Anya Schnoor, chief executive officer of Scotia DBG Investments, says the Jamaica Debt Exchange Initiative will have a negative impact on the amount of money the company will be able to gobble-up in net interest income in the future and as a result, it will have to accelerate the implementation of plans to become more efficient.
The company’s net interest income – the difference between interest paid on investments and that which is earned from investing in non-productive government paper – zipped by 60.0 per cent to $995.0 million during the first quarter of this financial year, up from the $623.0 million raked-in during the previous year.
This amount, which was marginally lower than the $999.7 million garnered during the previous quarter, could fall even further under the JDX, which seeks to reduce the amount of interest paid-out by the government by $42.0 billion per annum, effective next year.
Speaking after the release of the company’s first quarter results, Schnoor stressed that the process was well under way, while pointing out that the company expected to reap significant benefits during the upcoming quarters from the re-engineering of its operating structure.
Commenting on the company’s first quarter results, Schoor posited that the strong performance was attributable to a combination of factors such as an increase in the amount of funds under management, well-managed interest margins and strong expense control.
She also pointed out that the company took the important decision to participate in the JDX during the quarter, stressing that the success of the initiative, which artificially reduces interest rates, is vital to the future of the country.
The savvy brokerage, which was recently acquired by the Scotia Group from Peter Bunting, Mark Golding, Christopher Dehring and Garfield Sinclair, as well as a host of other minority shareholders, generated net profits of $546.0 million or $1.29 per share during the quarter under review.
This amount was 42.0 per cent more than the $385.0 million or 91 cents per share pulled in during the same period of the previous year.
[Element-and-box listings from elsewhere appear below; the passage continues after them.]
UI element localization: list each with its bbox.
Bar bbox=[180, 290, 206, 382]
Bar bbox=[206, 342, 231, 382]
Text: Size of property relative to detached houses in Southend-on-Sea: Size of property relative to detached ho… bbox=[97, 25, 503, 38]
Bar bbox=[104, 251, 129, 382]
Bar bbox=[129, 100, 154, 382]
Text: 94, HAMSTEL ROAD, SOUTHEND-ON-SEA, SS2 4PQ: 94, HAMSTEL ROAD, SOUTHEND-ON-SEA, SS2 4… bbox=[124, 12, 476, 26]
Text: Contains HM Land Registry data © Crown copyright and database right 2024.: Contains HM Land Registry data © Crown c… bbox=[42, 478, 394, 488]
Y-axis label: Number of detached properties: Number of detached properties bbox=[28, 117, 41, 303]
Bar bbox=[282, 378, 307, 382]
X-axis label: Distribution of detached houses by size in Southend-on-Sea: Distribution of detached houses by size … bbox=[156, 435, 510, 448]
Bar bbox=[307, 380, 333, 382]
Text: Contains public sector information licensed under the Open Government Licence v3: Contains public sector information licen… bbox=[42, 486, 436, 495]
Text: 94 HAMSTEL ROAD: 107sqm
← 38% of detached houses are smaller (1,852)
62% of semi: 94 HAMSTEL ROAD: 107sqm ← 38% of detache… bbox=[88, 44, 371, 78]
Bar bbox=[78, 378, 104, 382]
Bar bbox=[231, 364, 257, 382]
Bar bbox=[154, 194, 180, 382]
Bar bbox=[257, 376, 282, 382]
Meanwhile, its return on average equity was a strong 27.7 per cent during the review period. These profits, which were generated on revenues of $1.1 billion, were however 25.0 per cent below the amount posted during the previous quarter.
Other revenues, which include fee-based income and net foreign exchange trading gains dipped by $16.0 million or 10.0 per cent to $142.0 million during the quarter, down from the $158.0 million reported during the same period of the previous year.